En wij weten dat degenen, die God liefhebben, alle dingen medewerken ten goede. Romeinen 8:28
Nog een teken dat we God liefhebben is dat we zijn geboden bewaren; dat we uit de wereld komen en er van afgescheiden zijn; dat we wensen Zijn wil te doen, Hem te dienen, en voor Hem te wandelen in eenvoud, nederigheid en oprechtheid; dat Zijn vrees in ons leeft; dat we Hem gehoorzamen en die dingen doen die Hem behagen.

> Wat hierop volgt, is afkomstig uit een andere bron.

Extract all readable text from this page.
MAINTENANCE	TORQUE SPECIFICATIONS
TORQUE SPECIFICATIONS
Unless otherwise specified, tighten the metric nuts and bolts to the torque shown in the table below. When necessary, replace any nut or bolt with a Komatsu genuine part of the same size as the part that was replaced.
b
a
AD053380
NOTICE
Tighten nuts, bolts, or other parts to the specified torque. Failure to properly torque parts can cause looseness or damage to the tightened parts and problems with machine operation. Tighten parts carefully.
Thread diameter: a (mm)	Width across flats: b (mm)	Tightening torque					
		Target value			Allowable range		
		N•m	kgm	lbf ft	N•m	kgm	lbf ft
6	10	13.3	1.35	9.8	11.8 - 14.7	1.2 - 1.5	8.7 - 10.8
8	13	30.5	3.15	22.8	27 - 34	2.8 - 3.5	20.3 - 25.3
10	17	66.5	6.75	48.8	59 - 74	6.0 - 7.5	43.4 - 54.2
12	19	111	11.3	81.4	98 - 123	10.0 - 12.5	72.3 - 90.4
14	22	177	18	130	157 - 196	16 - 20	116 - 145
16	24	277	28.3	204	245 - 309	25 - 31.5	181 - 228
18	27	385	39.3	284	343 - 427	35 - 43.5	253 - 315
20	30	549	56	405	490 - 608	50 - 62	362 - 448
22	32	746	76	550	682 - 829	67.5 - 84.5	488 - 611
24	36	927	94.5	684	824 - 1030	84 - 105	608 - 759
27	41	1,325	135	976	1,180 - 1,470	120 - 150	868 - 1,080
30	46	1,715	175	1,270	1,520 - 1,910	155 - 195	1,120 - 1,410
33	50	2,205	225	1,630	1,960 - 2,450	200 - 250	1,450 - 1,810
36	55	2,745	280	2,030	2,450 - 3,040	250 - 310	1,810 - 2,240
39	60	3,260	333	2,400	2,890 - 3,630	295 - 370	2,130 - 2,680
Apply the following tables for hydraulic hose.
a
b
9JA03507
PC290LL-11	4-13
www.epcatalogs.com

Maar waarom noem ik die kentekenen? Om deze reden: omdat de kinderen van God vaak op de proef worden gesteld en geoefend worden of ze Hem liefhebben. Er bevinden zich zo veel zaken in hun hart die tegen de liefde van God ingaan. Er is de wereld; in hun zinnelijkheid jagen ze tijdelijke en zintuiglijke dingen na; de zonde is in hen werkzaam en brengt hen voortdurend tot dienstbaarheid; er is duisternis in de geest, zodat zij niet in staat zijn hun tekenen te zien; er is doodsheid in de ziel, zodat de liefde van God tot het laatste sprankje lijkt te zijn teruggebracht. Al deze zaken gaan zo tegen Gods liefde in, dat ze er soms niet het minste van in hun hart lijken te hebben. En als ze graag op bepaalde plaatsen, momenten en perioden willen terugkijken, kunnen ze dat vaak niet, zo diep is de duisternis van hun geest; daarom is het noodzakelijk naar bepaalde kentekenen van Gods Woord te kijken.
Als we derhalve, met al onze twijfels en angsten en al ons wantrouwen, onze hardheid van hart, ons ongeloof, onze verdorvenheid van geest en doodse gesteldheid, deze kentekenen in onze ziel kunnen vinden, dat we geboren zijn uit God, dat we Hem kennen en dat we Zijn geboden bewaren en verlangen Zijn wil te doen, hebben we de getuigenis van de Heilige Schrift dat we tot degenen behoren die God liefhebben, en daarmee recht hebben op deze belofte.